The Story of Astrophysics in Five Revolutions
by Ersilia Vaudo. Translated by Vanessa Di Stefano
W.W. Norton, April 2025
(Tags: Astrophysics)
The best microhistories take a ginormous subject and seamlessly boil it down to a few key points, either points in time or points of interest. In this book, Ersilia Vaudo aims to take the entire field of astrophysics and bring our attention to five incredible discoveries. In “poetic prose,” Vaudo brings readers from Isaac Newton’s discovery of the laws of gravity to Edwin Hubble’s revelation that our universe is expanding—even including the antiparticles physicists are still not sure about. Physics can be a knotty subject that many find hard to wrap their head around, but this book might finally do just that in a breezy 200 or so pages.

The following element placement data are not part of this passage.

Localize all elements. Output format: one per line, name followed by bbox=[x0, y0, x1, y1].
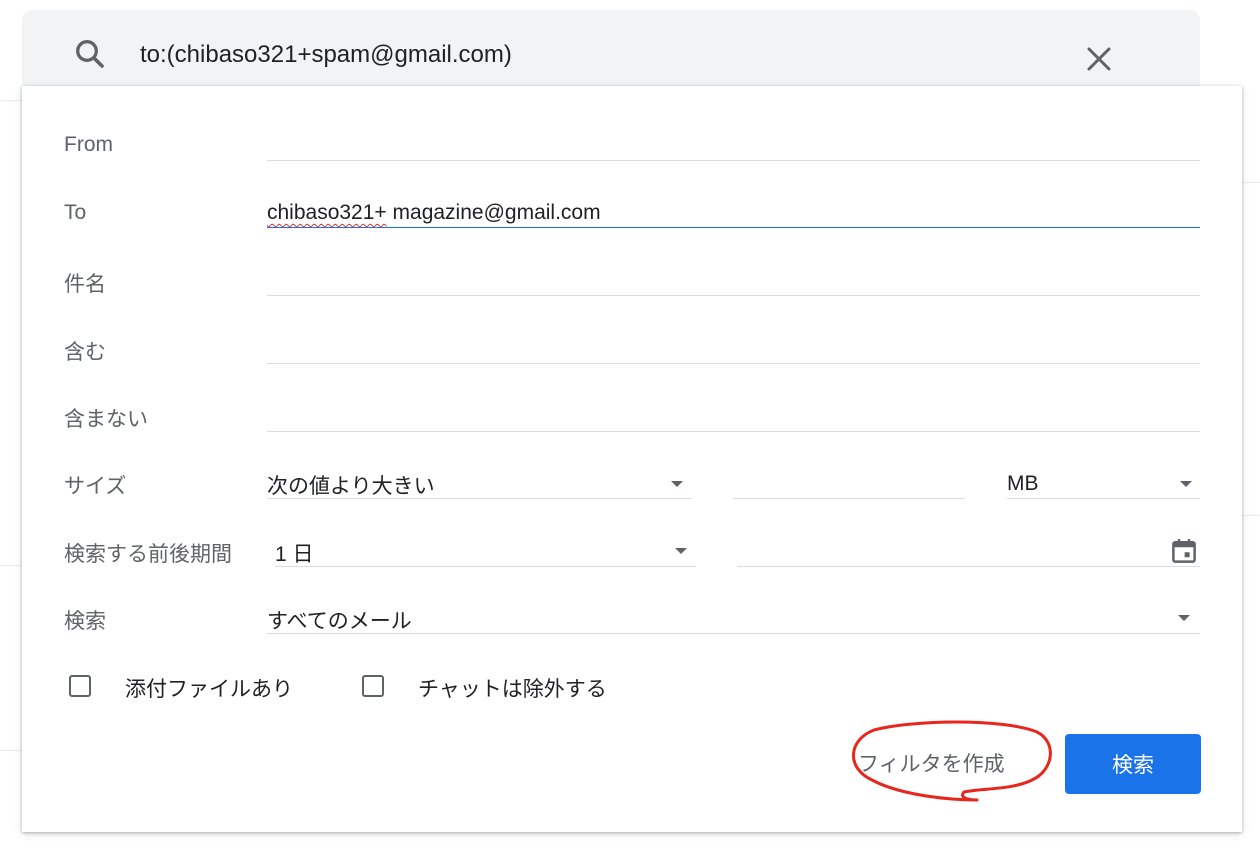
size-unit-underline[interactable] bbox=[1007, 498, 1200, 499]
background-divider bbox=[0, 565, 22, 566]
exclude-chats-checkbox[interactable] bbox=[362, 675, 384, 697]
annotation-circle bbox=[852, 720, 1052, 802]
subject-label: 件名 bbox=[64, 273, 106, 296]
size-label: サイズ bbox=[64, 475, 127, 498]
chevron-down-icon[interactable] bbox=[675, 548, 687, 554]
doesnt-have-field-underline[interactable] bbox=[267, 431, 1200, 432]
has-attachment-label[interactable]: 添付ファイルあり bbox=[125, 673, 293, 703]
search-input[interactable]: to:(chibaso321+spam@gmail.com) bbox=[140, 41, 512, 69]
chevron-down-icon[interactable] bbox=[1180, 481, 1192, 487]
from-field-underline[interactable] bbox=[267, 160, 1200, 161]
has-attachment-checkbox[interactable] bbox=[69, 675, 91, 697]
search-icon[interactable] bbox=[72, 36, 108, 72]
background-divider bbox=[1242, 515, 1260, 516]
search-in-underline[interactable] bbox=[267, 633, 1200, 634]
search-bar[interactable]: to:(chibaso321+spam@gmail.com) bbox=[22, 10, 1200, 86]
advanced-search-panel: From To chibaso321+ magazine@gmail.com 件… bbox=[22, 86, 1242, 832]
has-words-label: 含む bbox=[64, 341, 106, 364]
has-words-field-underline[interactable] bbox=[267, 363, 1200, 364]
exclude-chats-label[interactable]: チャットは除外する bbox=[418, 673, 607, 703]
subject-field-underline[interactable] bbox=[267, 295, 1200, 296]
doesnt-have-label: 含まない bbox=[64, 408, 148, 431]
to-field-suffix: magazine@gmail.com bbox=[386, 201, 601, 224]
size-operator-underline[interactable] bbox=[267, 498, 692, 499]
search-in-label: 検索 bbox=[64, 610, 106, 633]
background-divider bbox=[1242, 182, 1260, 183]
background-divider bbox=[0, 100, 22, 101]
chevron-down-icon[interactable] bbox=[1178, 615, 1190, 621]
to-label: To bbox=[64, 201, 87, 224]
size-unit-select[interactable]: MB bbox=[1007, 472, 1039, 496]
date-input-underline[interactable] bbox=[737, 566, 1200, 567]
from-label: From bbox=[64, 133, 113, 156]
search-button[interactable]: 検索 bbox=[1065, 734, 1201, 794]
date-within-underline[interactable] bbox=[275, 566, 696, 567]
to-field-underline[interactable] bbox=[267, 227, 1200, 228]
date-within-label: 検索する前後期間 bbox=[64, 543, 232, 566]
chevron-down-icon[interactable] bbox=[671, 481, 683, 487]
close-icon[interactable] bbox=[1084, 44, 1114, 74]
date-within-select[interactable]: 1 日 bbox=[275, 538, 314, 568]
size-value-underline[interactable] bbox=[733, 498, 965, 499]
to-field[interactable]: chibaso321+ magazine@gmail.com bbox=[267, 201, 601, 225]
search-in-select[interactable]: すべてのメール bbox=[267, 605, 412, 635]
size-operator-select[interactable]: 次の値より大きい bbox=[267, 470, 435, 500]
background-divider bbox=[0, 750, 22, 751]
to-field-prefix: chibaso321+ bbox=[267, 201, 387, 224]
calendar-icon[interactable] bbox=[1169, 536, 1199, 566]
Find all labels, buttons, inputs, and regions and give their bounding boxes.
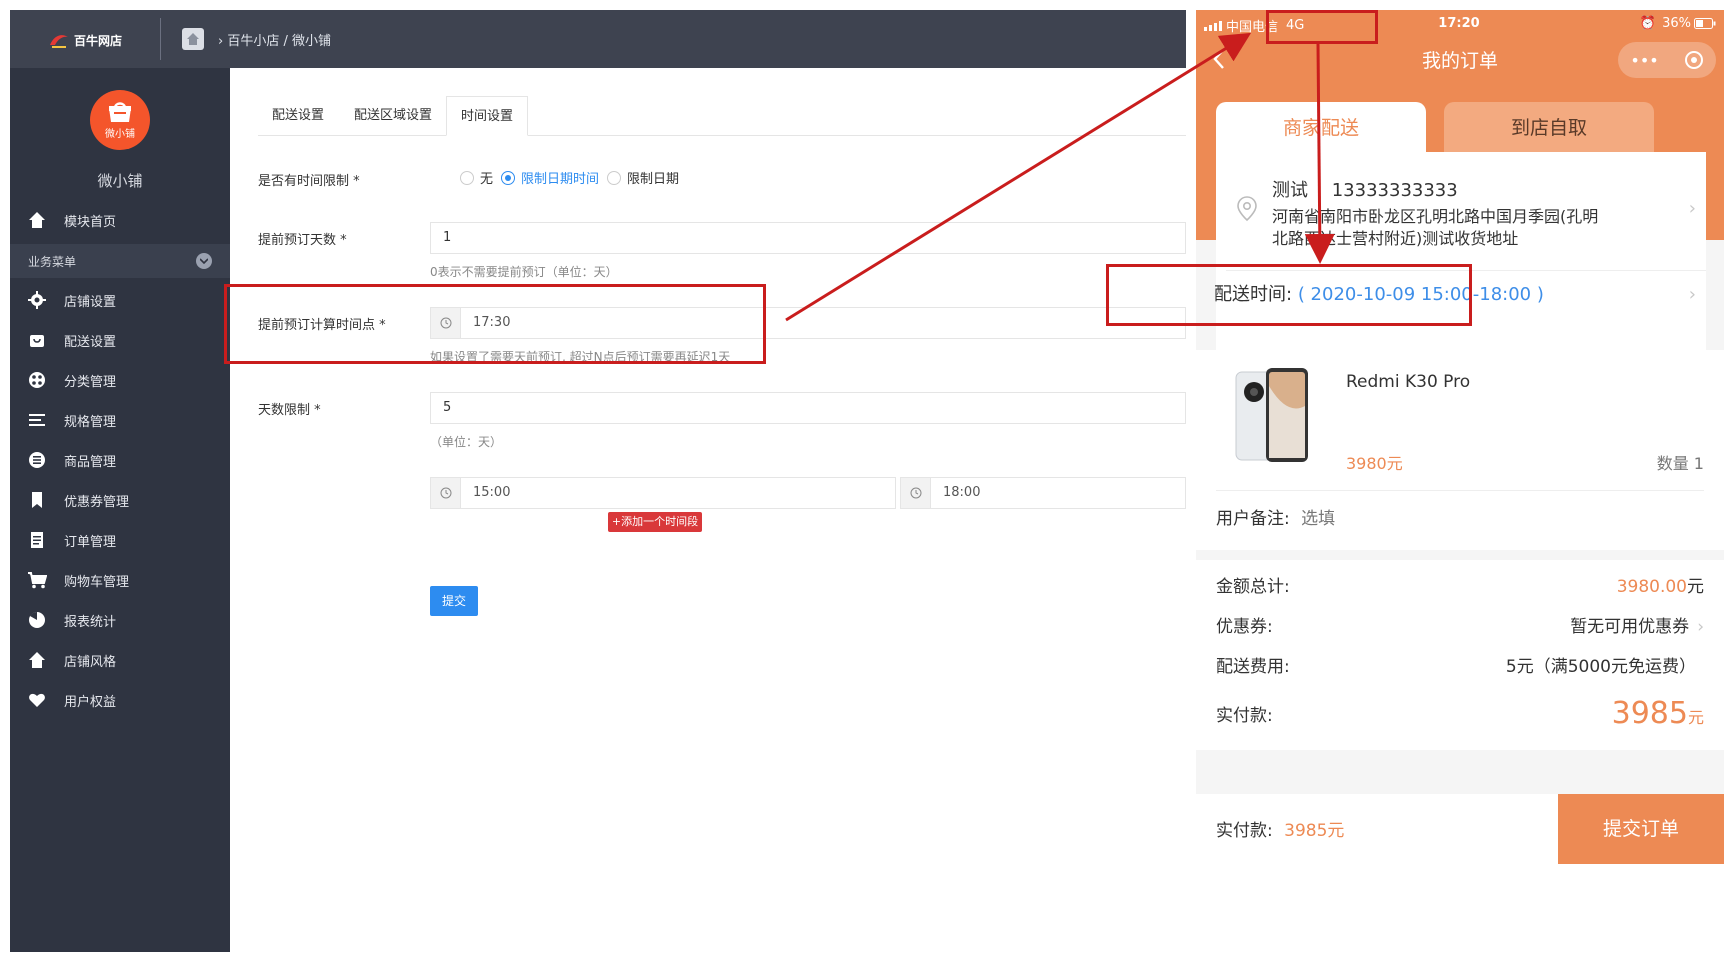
arrow-time-to-delivery <box>1304 43 1335 264</box>
annotation-arrows <box>785 32 1335 322</box>
arrow-cutoff-to-time <box>785 32 1252 322</box>
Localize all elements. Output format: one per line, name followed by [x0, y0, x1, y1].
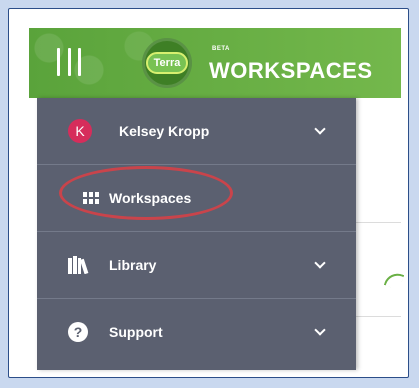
- terra-logo[interactable]: Terra: [146, 52, 188, 74]
- chevron-down-icon: [314, 257, 326, 269]
- sidebar-item-label: Library: [109, 257, 157, 273]
- page-title: WORKSPACES: [209, 58, 373, 83]
- sidebar-item-user[interactable]: K Kelsey Kropp: [37, 98, 356, 164]
- library-icon: [68, 256, 89, 274]
- chevron-down-icon: [314, 324, 326, 336]
- highlight-ellipse: [59, 166, 233, 220]
- sidebar-item-label: Support: [109, 324, 163, 340]
- sidebar-item-library[interactable]: Library: [37, 232, 356, 298]
- top-header: Terra BETA WORKSPACES: [29, 28, 401, 98]
- sidebar-item-support[interactable]: ? Support: [37, 299, 356, 365]
- user-name: Kelsey Kropp: [119, 123, 210, 139]
- sidebar-menu: K Kelsey Kropp Workspaces Library ? Supp…: [37, 98, 356, 370]
- menu-icon[interactable]: [57, 48, 81, 76]
- chevron-down-icon: [314, 123, 326, 135]
- beta-label: BETA: [212, 46, 230, 52]
- help-icon: ?: [68, 322, 88, 342]
- content-divider: [355, 316, 401, 317]
- content-divider: [355, 222, 401, 223]
- avatar: K: [68, 119, 92, 143]
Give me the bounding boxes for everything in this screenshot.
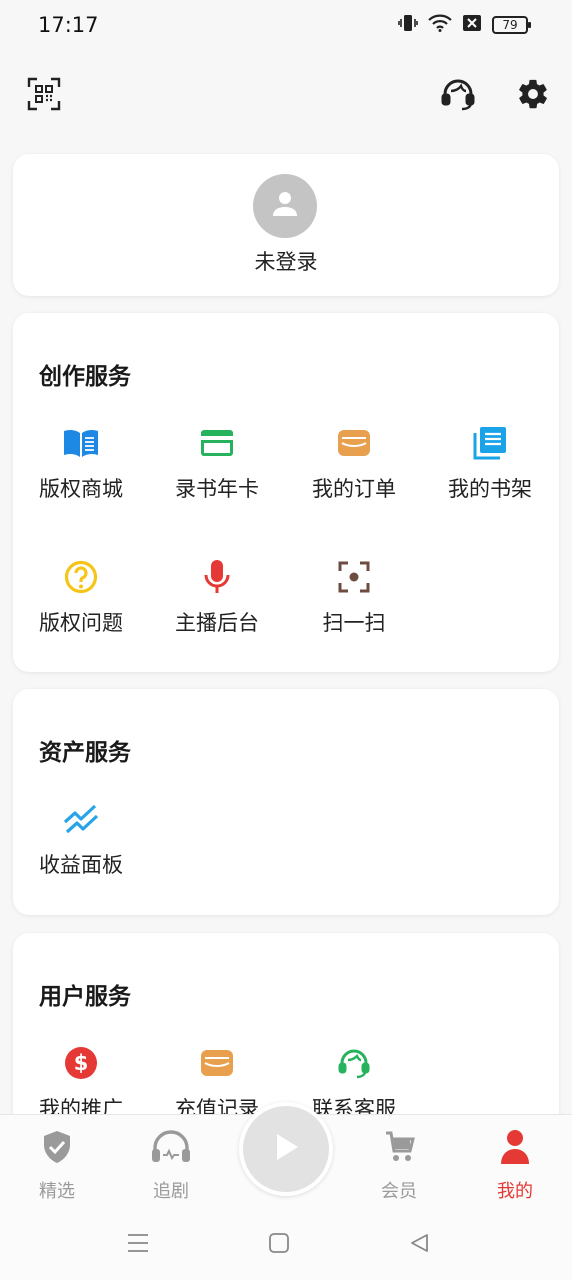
- grid-item-label: 收益面板: [39, 853, 123, 877]
- grid-item-label: 我的书架: [448, 477, 532, 501]
- grid-item-label: 版权商城: [39, 477, 123, 501]
- asset-services-title: 资产服务: [39, 740, 131, 766]
- wallet-icon: [200, 1049, 234, 1081]
- status-icons: 79: [398, 14, 531, 36]
- user-icon: [500, 1129, 530, 1169]
- nav-label: 会员: [381, 1181, 417, 1202]
- grid-item-label: 录书年卡: [175, 477, 259, 501]
- nav-label: 精选: [39, 1181, 75, 1202]
- grid-item-copyright-mall[interactable]: 版权商城: [16, 425, 146, 503]
- nav-label: 追剧: [153, 1181, 189, 1202]
- grid-item-label: 扫一扫: [322, 611, 386, 635]
- grid-item-label: 版权问题: [39, 611, 123, 635]
- home-button[interactable]: [261, 1230, 297, 1260]
- login-status-label[interactable]: 未登录: [13, 246, 559, 276]
- avatar[interactable]: [253, 174, 317, 238]
- gear-icon: [516, 77, 550, 115]
- grid-item-label: 主播后台: [175, 611, 259, 635]
- headphones-icon: [150, 1130, 192, 1168]
- bookshelf-icon: [473, 426, 507, 464]
- wifi-icon: [428, 14, 452, 36]
- headset-icon: [441, 77, 475, 115]
- card-icon: [200, 429, 234, 461]
- recent-apps-button[interactable]: [120, 1230, 156, 1260]
- nav-mine[interactable]: 我的: [470, 1129, 560, 1203]
- nav-drama[interactable]: 追剧: [126, 1129, 216, 1203]
- no-sim-icon: [462, 14, 482, 36]
- qr-scan-icon: [27, 77, 61, 115]
- cart-icon: [382, 1130, 416, 1168]
- vibrate-icon: [398, 14, 418, 36]
- play-icon: [272, 1132, 300, 1166]
- user-services-title: 用户服务: [39, 984, 131, 1010]
- settings-button[interactable]: [511, 74, 555, 118]
- nav-label: 我的: [497, 1181, 533, 1202]
- grid-item-my-promotion[interactable]: $ 我的推广: [16, 1045, 146, 1123]
- system-nav-bar: [0, 1210, 572, 1280]
- grid-item-earnings-panel[interactable]: 收益面板: [16, 801, 146, 879]
- dollar-icon: $: [64, 1046, 98, 1084]
- trend-icon: [63, 804, 99, 838]
- svg-text:$: $: [74, 1051, 89, 1075]
- wallet-icon: [337, 429, 371, 461]
- status-bar: 17:17 79: [0, 0, 572, 50]
- grid-item-copyright-faq[interactable]: 版权问题: [16, 559, 146, 637]
- asset-services-card: 资产服务 收益面板: [13, 689, 559, 915]
- shield-check-icon: [42, 1130, 72, 1168]
- question-icon: [64, 560, 98, 598]
- back-triangle-icon: [408, 1232, 430, 1258]
- battery-indicator: 79: [492, 16, 531, 34]
- status-time: 17:17: [38, 13, 99, 37]
- back-button[interactable]: [401, 1230, 437, 1260]
- grid-item-anchor-backend[interactable]: 主播后台: [152, 559, 282, 637]
- customer-service-button[interactable]: [436, 74, 480, 118]
- mic-icon: [202, 559, 232, 599]
- grid-item-label: 我的订单: [312, 477, 396, 501]
- user-silhouette-icon: [270, 189, 300, 223]
- home-square-icon: [268, 1232, 290, 1258]
- grid-item-my-orders[interactable]: 我的订单: [289, 425, 419, 503]
- play-button[interactable]: [239, 1102, 333, 1196]
- nav-featured[interactable]: 精选: [12, 1129, 102, 1203]
- book-icon: [62, 427, 100, 463]
- support-icon: [337, 1046, 371, 1084]
- creation-services-card: 创作服务 版权商城 录书年卡 我的订单 我的书架 版权问题 主播后台 扫一扫: [13, 313, 559, 672]
- qr-scan-button[interactable]: [22, 74, 66, 118]
- nav-membership[interactable]: 会员: [354, 1129, 444, 1203]
- creation-services-title: 创作服务: [39, 364, 131, 390]
- grid-item-my-bookshelf[interactable]: 我的书架: [425, 425, 555, 503]
- grid-item-recording-card[interactable]: 录书年卡: [152, 425, 282, 503]
- menu-lines-icon: [126, 1232, 150, 1258]
- login-card[interactable]: 未登录: [13, 154, 559, 296]
- scan-icon: [338, 561, 370, 597]
- grid-item-scan[interactable]: 扫一扫: [289, 559, 419, 637]
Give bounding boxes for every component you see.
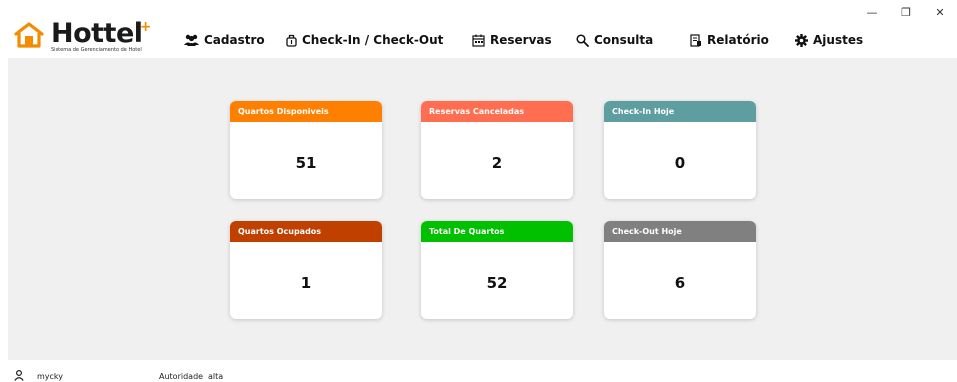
username: mycky (37, 372, 64, 381)
dashboard-panel: Quartos Disponiveis 51 Reservas Cancelad… (8, 58, 957, 360)
card-title: Quartos Ocupados (230, 221, 382, 242)
nav-consulta-label: Consulta (594, 33, 654, 47)
card-value: 2 (491, 154, 503, 172)
card-value: 6 (674, 274, 686, 292)
card-title: Total De Quartos (421, 221, 573, 242)
brand-text: Hottel + Sistema de Gerenciamento de Hot… (51, 19, 152, 53)
nav-checkin-checkout[interactable]: Check-In / Check-Out (286, 33, 443, 47)
brand-plus: + (139, 19, 152, 35)
card-title: Reservas Canceladas (421, 101, 573, 122)
nav-consulta[interactable]: Consulta (576, 33, 653, 47)
status-bar: mycky Autoridade alta (0, 370, 957, 382)
users-icon (184, 34, 199, 46)
nav-ajustes-label: Ajustes (813, 33, 864, 47)
card-title: Quartos Disponiveis (230, 101, 382, 122)
card-title: Check-Out Hoje (604, 221, 756, 242)
card-value: 52 (486, 274, 508, 292)
nav-reservas[interactable]: Reservas (472, 33, 552, 47)
nav-relatorio-label: Relatório (707, 33, 769, 47)
nav-relatorio[interactable]: Relatório (690, 33, 769, 47)
nav-cadastro-label: Cadastro (204, 33, 265, 47)
nav-ajustes[interactable]: Ajustes (795, 33, 863, 47)
brand-title: Hottel (51, 20, 143, 47)
nav-checkin-label: Check-In / Check-Out (302, 33, 444, 47)
card-value: 51 (295, 154, 317, 172)
card-check-in-hoje[interactable]: Check-In Hoje 0 (604, 101, 756, 199)
authority-label: Autoridade (159, 372, 204, 381)
luggage-icon (286, 34, 297, 47)
card-value: 0 (674, 154, 686, 172)
header: Hottel + Sistema de Gerenciamento de Hot… (0, 0, 957, 58)
report-icon (690, 33, 701, 47)
card-quartos-disponiveis[interactable]: Quartos Disponiveis 51 (230, 101, 382, 199)
authority-value: alta (208, 372, 224, 381)
card-value: 1 (300, 274, 312, 292)
card-quartos-ocupados[interactable]: Quartos Ocupados 1 (230, 221, 382, 319)
card-check-out-hoje[interactable]: Check-Out Hoje 6 (604, 221, 756, 319)
brand-title-text: Hottel (51, 18, 143, 49)
nav-cadastro[interactable]: Cadastro (184, 33, 265, 47)
gear-icon (795, 33, 808, 47)
card-title: Check-In Hoje (604, 101, 756, 122)
card-total-de-quartos[interactable]: Total De Quartos 52 (421, 221, 573, 319)
brand-logo: Hottel + Sistema de Gerenciamento de Hot… (14, 19, 152, 53)
card-reservas-canceladas[interactable]: Reservas Canceladas 2 (421, 101, 573, 199)
house-logo-icon (14, 22, 44, 48)
nav-reservas-label: Reservas (490, 33, 552, 47)
search-icon (576, 33, 589, 47)
brand-subtitle: Sistema de Gerenciamento de Hotel (51, 47, 142, 53)
user-icon (14, 370, 24, 381)
calendar-icon (472, 34, 485, 47)
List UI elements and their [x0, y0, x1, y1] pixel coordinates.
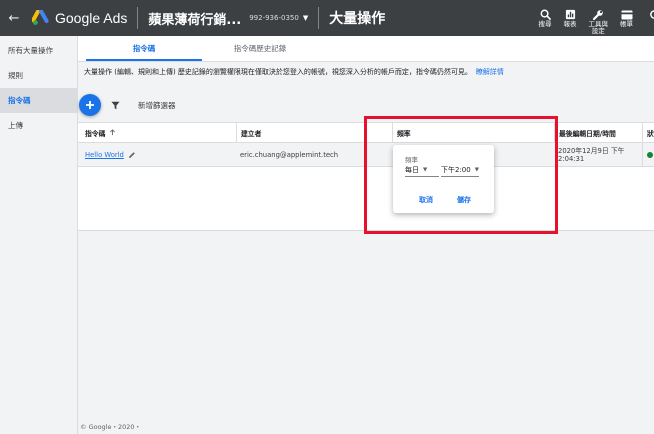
notice-banner: 大量操作 (編輯、規則和上傳) 歷史記錄的瀏覽權限現在僅取決於您登入的帳號，視您…	[78, 67, 654, 77]
google-ads-logo-icon	[32, 10, 49, 25]
divider	[318, 7, 320, 29]
frequency-period-select[interactable]: 每日 ▼	[405, 163, 439, 177]
arrow-up-icon	[110, 129, 116, 136]
frequency-time-value: 下午2:00	[441, 165, 471, 174]
column-header-status[interactable]: 狀	[642, 123, 654, 142]
script-name-link[interactable]: Hello World	[85, 151, 124, 159]
tools-settings-label: 工具與 設定	[588, 20, 609, 35]
reports-button[interactable]: 報表	[564, 0, 577, 28]
last-edit-time: 2:04:31	[558, 154, 585, 163]
tab-bar: 指令碼 指令碼歷史記錄	[78, 36, 654, 62]
notice-text: 大量操作 (編輯、規則和上傳) 歷史記錄的瀏覽權限現在僅取決於您登入的帳號，視您…	[84, 68, 472, 76]
tab-scripts[interactable]: 指令碼	[86, 36, 202, 61]
caret-down-icon: ▼	[474, 166, 479, 173]
frequency-popover: 頻率 每日 ▼ 下午2:00 ▼ 取消 儲存	[393, 145, 494, 213]
divider	[137, 7, 139, 29]
billing-button[interactable]: 帳單	[620, 0, 633, 28]
last-edit-cell: 2020年12月9日 下午 2:04:31	[554, 143, 642, 166]
footer-copyright: © Google・2020・	[80, 423, 142, 431]
google-ads-logo[interactable]: Google Ads	[32, 10, 127, 26]
frequency-period-value: 每日	[405, 165, 419, 174]
frequency-time-select[interactable]: 下午2:00 ▼	[441, 163, 479, 177]
filter-icon	[111, 101, 120, 109]
header-actions: 搜尋 報表 工具與 設定 帳單	[527, 0, 654, 36]
sidebar-item-rules[interactable]: 規則	[0, 63, 77, 88]
account-name: 蘋果薄荷行銷...	[148, 12, 242, 28]
top-app-bar: ← Google Ads 蘋果薄荷行銷... 992-936-0350 ▼ 大量…	[0, 0, 654, 36]
main-content: 指令碼 指令碼歷史記錄 大量操作 (編輯、規則和上傳) 歷史記錄的瀏覽權限現在僅…	[78, 36, 654, 434]
status-dot	[647, 151, 653, 158]
save-button[interactable]: 儲存	[457, 195, 471, 205]
search-label: 搜尋	[538, 20, 552, 28]
caret-down-icon: ▼	[423, 166, 428, 173]
status-cell	[642, 143, 654, 166]
brand-name: Google Ads	[55, 10, 128, 26]
billing-label: 帳單	[620, 20, 633, 28]
search-icon	[649, 8, 654, 21]
last-edit-date: 2020年12月9日 下午	[558, 146, 625, 155]
pencil-icon[interactable]	[128, 151, 136, 159]
tools-settings-button[interactable]: 工具與 設定	[588, 0, 609, 35]
caret-down-icon: ▼	[302, 14, 309, 22]
table-toolbar: 新增篩選器	[78, 92, 654, 118]
sidebar-item-uploads[interactable]: 上傳	[0, 113, 77, 138]
account-id: 992-936-0350	[249, 14, 299, 22]
column-header-last-edit[interactable]: 最後編輯日期/時間	[554, 123, 642, 142]
script-name-cell: Hello World	[78, 143, 236, 166]
add-script-button[interactable]	[79, 94, 101, 116]
search-button[interactable]: 搜尋	[539, 0, 552, 28]
add-filter-button[interactable]: 新增篩選器	[138, 100, 176, 111]
sidebar: 所有大量操作 規則 指令碼 上傳	[0, 36, 78, 434]
plus-icon	[86, 101, 94, 109]
column-header-label: 指令碼	[85, 129, 106, 138]
arrow-left-icon[interactable]: ←	[2, 11, 26, 26]
learn-more-link[interactable]: 瞭解詳情	[476, 68, 504, 76]
filter-button[interactable]	[111, 101, 120, 110]
sidebar-item-scripts[interactable]: 指令碼	[0, 88, 77, 113]
column-header-script[interactable]: 指令碼	[78, 123, 236, 142]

Foreign Fruit: A Personal History of the Orange
by Katie Goh
Tin House, May 2025
(Tags: Oranges)
This book sounds like it perfectly sums up the best parts of a great microhistory: a niche topic you’ve always loved (everyone loves oranges, from emperors to school children) written by a relatively new and talented writer (the publisher copy says she grew up “queer in a Chinese-Malaysian-Irish household in the north of Ireland” I personally can’t wait to hear her take on food and culture). Described by its publisher as a book with both “research and a meditative, deeply moving encounter with the orange and the self.” This is the book I’m most looking forward to shaking me out of my winter shivers and bringing me back to springtime sweetness with some citrus and adventure.